E C. subcristatus? Con 10.000 individui sparsi su più isole, sembra cavarsela meglio delle altre due specie congeneriche. Alcune popolazioni localmente soffrono, ma quella dell’isola di Isabela tutto sommato gode di una buona variabilità genetica.
Perché la diversità genetica conta
La variabilità genetica, intesa come diversità genetica all’interno di una popolazione tra un individuo e l’altro, è importante perché le sfide per queste iguane sono molteplici: la presenza dell’uomo e degli animali da lui introdotti — capre e gatti, volontariamente; topi, involontariamente — rappresentano fattori che inevitabilmente interferiscono con la sopravvivenza di queste iguane.

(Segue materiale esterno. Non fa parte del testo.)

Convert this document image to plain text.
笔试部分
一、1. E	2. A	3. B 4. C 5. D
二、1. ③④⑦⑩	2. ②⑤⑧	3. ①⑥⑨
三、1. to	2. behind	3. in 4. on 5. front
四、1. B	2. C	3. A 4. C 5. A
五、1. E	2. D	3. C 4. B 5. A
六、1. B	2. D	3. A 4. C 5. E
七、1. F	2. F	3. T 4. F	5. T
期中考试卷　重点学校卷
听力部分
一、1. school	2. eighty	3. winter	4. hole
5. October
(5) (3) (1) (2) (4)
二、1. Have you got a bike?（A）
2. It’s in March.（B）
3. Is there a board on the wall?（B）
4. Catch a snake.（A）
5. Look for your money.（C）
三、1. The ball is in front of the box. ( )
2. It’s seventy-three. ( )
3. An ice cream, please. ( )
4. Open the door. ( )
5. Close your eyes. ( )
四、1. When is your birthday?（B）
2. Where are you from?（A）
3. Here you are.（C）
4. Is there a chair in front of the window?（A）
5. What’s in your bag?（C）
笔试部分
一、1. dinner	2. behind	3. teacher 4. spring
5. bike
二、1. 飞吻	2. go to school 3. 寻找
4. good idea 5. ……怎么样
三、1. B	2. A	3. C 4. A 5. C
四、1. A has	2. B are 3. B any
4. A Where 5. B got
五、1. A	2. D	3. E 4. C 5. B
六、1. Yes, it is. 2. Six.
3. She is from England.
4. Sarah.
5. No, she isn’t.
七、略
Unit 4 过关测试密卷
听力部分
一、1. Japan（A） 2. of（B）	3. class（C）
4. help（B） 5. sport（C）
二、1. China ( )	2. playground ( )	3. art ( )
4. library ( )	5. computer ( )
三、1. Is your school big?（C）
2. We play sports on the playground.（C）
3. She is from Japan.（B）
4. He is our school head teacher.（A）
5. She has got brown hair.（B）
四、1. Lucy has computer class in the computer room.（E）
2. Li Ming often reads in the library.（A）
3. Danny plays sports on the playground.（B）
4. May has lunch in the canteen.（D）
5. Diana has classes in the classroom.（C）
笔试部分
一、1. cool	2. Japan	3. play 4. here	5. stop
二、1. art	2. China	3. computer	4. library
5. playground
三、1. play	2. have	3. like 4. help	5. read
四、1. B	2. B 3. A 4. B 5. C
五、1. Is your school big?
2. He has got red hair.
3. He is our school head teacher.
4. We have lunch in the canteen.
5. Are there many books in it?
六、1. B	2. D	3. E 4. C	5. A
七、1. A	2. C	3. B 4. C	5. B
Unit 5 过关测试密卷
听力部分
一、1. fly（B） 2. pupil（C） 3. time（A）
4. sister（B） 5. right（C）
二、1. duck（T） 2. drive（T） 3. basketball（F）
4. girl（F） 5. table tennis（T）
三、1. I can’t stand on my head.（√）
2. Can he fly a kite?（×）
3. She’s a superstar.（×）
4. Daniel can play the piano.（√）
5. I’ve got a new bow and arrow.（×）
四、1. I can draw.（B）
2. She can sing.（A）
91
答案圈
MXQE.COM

Grazie a studi come questo possiamo conoscere la storia e, cosa ancora più importante, la dimensione di popolazione effettiva di queste specie: due elementi decisivi per attuare programmi di conservazione mirati e di successo.
Riferimenti:
Paradiso C, Gratton P, Trucchi E, López-Delgado J, Gargano M, Garizio L, Carr IM, Colosimo G, Sevilla C, Welch ME, Firdaus-Raih M, Noor Mat-Isa M, Goodman SJ, Gentile G. Genomic insights into the biogeography and evolution of Galápagos iguanas. Mol Phylogenet Evol. 2025 Mar;204:108294. doi: 10.1016/j.ympev.2025.108294. Epub 2025 Jan 27. PMID: 39880223.
Immagine in apertura: ChatGPT

Mi sono laureato in Biologia Evoluzionistica all’Università degli Studi di Padova. Ho scritto per OggiScienza e sono attivo nel campo della divulgazione scientifica. Ho creato e dirigo il progetto di divulgazione scientifica multipiattaforma “Just a Story”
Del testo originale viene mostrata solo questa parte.